All three chapters relate to the wider contexts of policies, laws, theories and practices, as we shall see below.

 

Chapter 52

This chapter relates to the wider contexts of laws and policies regarding children. It also is set in the context of the literature on work with children and families. Although the immediate context is work with the child and young person, the family should always be, and in these cases is, a relevant context. Even if family members are not present, the family as an ideology (set of beliefs and values) is still present in the mind of a child or young person and this aspect has to be checked out in the process of assessment through to review and evaluation of the work.

 

Chapter 53

This chapter on health and social care work with adults is set in the wider context of laws, policies, theories, research and practice regarding adults, vulnerable adults, adults’ needs and responding to them.

 

Chapter 54

In this chapter, we make a concerted effort to tackle residential and day services from the viewpoint of all the learning gained during this book. This means we are better placed than we would have been near the start of the book to take a critical view of residential settings and day care settings in particular. This chapter should be read in conjunction with the Resource File which follows, on theories and models of residential care. The purpose of this is to introduce frameworks to enable us to be critical of these settings. We can also apply this critical thinking to day services.

 

Part IX

This single chapter in the last part of the book picks up the thread running through chapters 1 and 34, concerning personal and professional development. The wider context concerns adult learning and lifelong learning. There are questions for the reader about what progress has been made and what comes next.

 

Chapter 55

This chapter relates to the broader context of ideas informing adult learning and lifelong education.

It refers in particular to the work of Paulo Freire in Latin America, which relates in particular to the sociology and psychology of learning and education and to sociological research into inequalities of opportunity and power in society.
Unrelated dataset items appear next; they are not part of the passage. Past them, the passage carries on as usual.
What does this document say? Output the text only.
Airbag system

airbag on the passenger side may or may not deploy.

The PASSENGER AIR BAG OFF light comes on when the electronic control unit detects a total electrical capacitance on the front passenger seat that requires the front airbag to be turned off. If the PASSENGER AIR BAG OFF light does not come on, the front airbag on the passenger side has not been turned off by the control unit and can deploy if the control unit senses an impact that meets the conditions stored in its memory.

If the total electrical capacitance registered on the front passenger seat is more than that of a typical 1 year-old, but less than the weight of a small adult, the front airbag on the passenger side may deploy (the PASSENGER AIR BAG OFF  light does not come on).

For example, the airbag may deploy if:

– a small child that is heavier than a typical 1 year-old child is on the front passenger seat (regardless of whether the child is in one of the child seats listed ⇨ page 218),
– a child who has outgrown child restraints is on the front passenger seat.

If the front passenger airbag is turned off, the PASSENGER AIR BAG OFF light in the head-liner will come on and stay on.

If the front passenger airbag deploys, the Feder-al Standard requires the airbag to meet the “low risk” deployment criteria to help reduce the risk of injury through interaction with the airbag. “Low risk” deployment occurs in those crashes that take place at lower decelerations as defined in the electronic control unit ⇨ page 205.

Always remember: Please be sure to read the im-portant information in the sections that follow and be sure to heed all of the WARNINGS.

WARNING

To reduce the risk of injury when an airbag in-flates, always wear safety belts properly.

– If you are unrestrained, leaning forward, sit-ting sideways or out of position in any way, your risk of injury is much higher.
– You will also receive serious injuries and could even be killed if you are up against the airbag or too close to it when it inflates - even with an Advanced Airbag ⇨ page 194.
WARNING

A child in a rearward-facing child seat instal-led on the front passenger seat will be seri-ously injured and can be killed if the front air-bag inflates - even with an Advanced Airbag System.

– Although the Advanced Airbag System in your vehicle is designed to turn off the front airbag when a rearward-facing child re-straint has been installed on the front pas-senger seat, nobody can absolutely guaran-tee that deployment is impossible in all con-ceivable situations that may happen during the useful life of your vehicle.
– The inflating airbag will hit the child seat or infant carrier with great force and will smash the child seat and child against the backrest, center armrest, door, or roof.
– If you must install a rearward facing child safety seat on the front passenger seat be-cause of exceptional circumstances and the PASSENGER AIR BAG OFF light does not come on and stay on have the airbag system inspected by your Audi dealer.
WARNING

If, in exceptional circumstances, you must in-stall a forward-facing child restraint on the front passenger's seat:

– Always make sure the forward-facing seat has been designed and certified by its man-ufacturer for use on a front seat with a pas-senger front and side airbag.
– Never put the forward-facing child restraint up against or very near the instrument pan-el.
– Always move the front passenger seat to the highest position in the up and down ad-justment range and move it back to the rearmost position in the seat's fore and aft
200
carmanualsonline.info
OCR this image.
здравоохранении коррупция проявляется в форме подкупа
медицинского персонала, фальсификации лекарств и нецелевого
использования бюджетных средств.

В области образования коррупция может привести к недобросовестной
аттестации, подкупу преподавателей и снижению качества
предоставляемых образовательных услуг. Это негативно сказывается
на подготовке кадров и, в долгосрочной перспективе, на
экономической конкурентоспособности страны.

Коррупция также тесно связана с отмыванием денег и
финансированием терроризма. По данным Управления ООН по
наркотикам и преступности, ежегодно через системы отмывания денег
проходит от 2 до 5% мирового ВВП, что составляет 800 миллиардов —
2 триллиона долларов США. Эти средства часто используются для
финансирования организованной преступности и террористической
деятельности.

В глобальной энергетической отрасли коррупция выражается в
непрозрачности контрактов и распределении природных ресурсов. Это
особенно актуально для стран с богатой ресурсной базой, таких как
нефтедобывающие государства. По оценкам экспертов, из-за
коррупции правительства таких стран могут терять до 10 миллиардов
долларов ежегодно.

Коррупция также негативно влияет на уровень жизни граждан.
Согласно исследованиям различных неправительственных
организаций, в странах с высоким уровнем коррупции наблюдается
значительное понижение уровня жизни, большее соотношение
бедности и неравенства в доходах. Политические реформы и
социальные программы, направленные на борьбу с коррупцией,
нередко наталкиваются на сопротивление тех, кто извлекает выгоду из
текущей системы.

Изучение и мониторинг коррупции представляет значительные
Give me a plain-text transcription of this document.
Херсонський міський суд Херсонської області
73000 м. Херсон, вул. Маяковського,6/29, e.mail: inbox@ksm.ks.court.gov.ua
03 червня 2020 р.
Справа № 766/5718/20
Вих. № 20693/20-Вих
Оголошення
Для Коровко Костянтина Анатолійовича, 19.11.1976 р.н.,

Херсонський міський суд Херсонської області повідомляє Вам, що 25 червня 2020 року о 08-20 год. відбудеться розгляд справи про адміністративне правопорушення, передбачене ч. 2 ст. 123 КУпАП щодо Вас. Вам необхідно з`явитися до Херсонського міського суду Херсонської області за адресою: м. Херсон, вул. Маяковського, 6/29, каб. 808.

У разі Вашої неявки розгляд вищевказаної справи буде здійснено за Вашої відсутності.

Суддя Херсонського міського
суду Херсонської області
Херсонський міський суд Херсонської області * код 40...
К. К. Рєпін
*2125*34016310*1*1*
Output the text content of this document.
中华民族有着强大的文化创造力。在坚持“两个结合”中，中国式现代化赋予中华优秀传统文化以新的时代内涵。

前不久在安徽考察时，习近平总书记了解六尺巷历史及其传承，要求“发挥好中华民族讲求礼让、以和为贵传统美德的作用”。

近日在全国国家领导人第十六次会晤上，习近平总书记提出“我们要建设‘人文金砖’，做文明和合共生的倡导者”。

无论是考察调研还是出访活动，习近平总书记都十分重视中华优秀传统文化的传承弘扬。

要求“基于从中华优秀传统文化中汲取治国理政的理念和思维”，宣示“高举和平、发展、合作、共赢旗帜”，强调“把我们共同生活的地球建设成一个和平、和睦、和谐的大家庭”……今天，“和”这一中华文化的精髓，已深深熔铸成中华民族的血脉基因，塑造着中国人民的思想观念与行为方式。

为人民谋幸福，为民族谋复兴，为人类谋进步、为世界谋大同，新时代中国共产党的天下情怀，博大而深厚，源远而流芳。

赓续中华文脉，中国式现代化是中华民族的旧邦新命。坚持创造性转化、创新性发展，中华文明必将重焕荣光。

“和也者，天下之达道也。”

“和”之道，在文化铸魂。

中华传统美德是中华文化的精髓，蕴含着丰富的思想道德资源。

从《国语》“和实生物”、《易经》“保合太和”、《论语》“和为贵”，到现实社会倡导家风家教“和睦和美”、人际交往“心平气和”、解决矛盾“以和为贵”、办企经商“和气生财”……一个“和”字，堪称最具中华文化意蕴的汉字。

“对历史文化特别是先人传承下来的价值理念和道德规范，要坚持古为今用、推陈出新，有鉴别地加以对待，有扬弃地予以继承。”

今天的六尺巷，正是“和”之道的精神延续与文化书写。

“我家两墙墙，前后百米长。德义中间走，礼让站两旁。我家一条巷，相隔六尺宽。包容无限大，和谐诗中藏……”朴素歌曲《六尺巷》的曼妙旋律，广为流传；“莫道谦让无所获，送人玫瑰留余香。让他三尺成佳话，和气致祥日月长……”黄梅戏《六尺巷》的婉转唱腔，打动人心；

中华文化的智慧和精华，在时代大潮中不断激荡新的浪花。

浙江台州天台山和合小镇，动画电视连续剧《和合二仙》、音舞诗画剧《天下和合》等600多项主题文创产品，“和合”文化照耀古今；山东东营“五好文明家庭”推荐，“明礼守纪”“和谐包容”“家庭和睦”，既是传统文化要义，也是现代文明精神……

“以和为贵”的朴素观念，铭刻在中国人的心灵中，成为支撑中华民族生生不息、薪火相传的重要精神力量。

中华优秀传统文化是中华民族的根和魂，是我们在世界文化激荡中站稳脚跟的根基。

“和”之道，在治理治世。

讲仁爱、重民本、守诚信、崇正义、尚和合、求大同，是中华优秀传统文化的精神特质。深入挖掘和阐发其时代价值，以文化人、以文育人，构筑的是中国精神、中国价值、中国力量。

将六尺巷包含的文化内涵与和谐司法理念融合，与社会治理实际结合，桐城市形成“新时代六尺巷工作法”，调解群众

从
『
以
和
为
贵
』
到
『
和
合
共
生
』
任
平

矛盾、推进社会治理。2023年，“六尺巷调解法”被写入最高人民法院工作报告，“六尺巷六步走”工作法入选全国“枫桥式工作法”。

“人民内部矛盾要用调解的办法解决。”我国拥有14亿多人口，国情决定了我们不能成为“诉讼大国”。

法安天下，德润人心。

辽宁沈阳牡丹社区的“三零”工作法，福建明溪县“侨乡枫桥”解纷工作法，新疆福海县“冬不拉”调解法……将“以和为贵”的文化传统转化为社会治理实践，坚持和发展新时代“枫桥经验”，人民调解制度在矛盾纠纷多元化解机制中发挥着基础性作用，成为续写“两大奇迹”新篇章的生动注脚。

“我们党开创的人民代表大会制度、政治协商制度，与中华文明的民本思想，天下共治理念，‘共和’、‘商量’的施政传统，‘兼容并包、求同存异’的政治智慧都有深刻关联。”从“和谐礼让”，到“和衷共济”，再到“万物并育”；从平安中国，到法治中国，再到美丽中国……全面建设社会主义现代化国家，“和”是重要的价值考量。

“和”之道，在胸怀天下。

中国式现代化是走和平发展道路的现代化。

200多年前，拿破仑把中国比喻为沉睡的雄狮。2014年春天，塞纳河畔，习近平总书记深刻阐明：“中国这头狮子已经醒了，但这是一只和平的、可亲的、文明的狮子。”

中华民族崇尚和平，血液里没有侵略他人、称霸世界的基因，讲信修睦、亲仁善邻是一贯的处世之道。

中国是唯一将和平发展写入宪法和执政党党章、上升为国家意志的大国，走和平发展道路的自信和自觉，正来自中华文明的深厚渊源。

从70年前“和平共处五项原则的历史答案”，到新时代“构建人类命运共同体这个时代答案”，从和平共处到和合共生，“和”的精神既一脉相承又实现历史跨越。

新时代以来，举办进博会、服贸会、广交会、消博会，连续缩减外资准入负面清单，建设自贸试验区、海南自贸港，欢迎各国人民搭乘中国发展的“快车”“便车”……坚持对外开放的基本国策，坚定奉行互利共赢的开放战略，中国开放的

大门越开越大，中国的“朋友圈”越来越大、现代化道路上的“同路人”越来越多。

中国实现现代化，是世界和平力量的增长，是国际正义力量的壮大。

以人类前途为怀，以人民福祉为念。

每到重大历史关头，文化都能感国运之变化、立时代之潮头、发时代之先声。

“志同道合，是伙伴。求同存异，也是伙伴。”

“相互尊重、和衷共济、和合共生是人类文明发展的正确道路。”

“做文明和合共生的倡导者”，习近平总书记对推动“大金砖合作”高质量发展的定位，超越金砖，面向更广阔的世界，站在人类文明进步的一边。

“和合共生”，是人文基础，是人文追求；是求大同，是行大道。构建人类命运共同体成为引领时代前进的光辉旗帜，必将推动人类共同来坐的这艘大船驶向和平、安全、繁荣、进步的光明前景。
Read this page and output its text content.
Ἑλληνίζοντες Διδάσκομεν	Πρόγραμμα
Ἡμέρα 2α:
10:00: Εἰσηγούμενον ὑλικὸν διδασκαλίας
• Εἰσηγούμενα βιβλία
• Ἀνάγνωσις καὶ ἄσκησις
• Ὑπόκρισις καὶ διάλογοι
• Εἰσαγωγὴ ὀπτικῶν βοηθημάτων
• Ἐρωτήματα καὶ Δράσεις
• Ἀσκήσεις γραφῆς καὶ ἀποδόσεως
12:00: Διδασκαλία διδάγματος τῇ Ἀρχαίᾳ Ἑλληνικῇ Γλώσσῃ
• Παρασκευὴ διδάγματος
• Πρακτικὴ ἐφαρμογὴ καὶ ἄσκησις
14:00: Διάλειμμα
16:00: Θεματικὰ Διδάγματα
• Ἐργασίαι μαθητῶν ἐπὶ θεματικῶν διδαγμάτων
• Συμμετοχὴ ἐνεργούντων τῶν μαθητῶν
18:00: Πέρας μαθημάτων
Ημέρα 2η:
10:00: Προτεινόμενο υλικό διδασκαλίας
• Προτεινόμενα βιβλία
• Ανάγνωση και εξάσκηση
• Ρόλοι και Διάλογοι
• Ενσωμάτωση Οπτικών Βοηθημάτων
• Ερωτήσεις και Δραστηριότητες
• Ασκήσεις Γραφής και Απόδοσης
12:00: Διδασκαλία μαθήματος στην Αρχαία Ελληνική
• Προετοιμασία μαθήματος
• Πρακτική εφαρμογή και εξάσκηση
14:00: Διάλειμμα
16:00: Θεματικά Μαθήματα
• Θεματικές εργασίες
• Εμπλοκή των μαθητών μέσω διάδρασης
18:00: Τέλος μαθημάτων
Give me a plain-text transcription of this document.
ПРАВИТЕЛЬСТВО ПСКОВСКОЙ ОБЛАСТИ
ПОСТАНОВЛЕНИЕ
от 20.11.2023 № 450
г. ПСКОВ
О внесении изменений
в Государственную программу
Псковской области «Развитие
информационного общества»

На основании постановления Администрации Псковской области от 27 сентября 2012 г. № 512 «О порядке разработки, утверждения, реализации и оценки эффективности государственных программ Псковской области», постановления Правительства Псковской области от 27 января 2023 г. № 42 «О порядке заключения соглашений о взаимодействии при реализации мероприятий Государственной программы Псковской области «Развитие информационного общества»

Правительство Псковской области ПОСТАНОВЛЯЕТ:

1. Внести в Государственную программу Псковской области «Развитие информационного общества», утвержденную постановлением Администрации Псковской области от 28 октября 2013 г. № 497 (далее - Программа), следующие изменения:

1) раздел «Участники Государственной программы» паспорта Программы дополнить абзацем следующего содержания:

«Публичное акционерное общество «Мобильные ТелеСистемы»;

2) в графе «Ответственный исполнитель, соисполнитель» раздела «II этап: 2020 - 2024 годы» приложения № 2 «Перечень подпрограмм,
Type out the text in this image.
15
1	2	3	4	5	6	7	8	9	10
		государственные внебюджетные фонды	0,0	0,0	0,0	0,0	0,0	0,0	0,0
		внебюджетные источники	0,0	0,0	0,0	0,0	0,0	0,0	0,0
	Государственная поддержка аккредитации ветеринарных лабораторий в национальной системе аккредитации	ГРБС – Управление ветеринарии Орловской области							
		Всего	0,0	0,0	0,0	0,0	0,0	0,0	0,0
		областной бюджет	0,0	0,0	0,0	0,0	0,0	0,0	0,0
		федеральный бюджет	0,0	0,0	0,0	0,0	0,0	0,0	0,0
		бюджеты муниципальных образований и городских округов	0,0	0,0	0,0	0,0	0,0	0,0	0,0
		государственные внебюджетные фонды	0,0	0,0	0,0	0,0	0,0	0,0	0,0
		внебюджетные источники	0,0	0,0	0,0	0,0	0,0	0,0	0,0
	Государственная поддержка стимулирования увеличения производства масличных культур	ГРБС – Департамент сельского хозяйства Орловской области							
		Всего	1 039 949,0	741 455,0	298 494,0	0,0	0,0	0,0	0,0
The significance of his work is that he regarded education not simply as a matter of filling people, like empty vessels, with knowledge, but regarded education as a means of consciousness-raising, enabling people to understand their circumstances and liberate themselves from the bonds of poverty and ignorance which had perpetuated oppression and the powerlessness of previous generations.

We hope that by the time you finish this book you will feel empowered and able to progress to a further course of study, equipped to question ideas, review policy and practice - including your own - critically, using evidence from your learning and experience to continue your professional and personal development.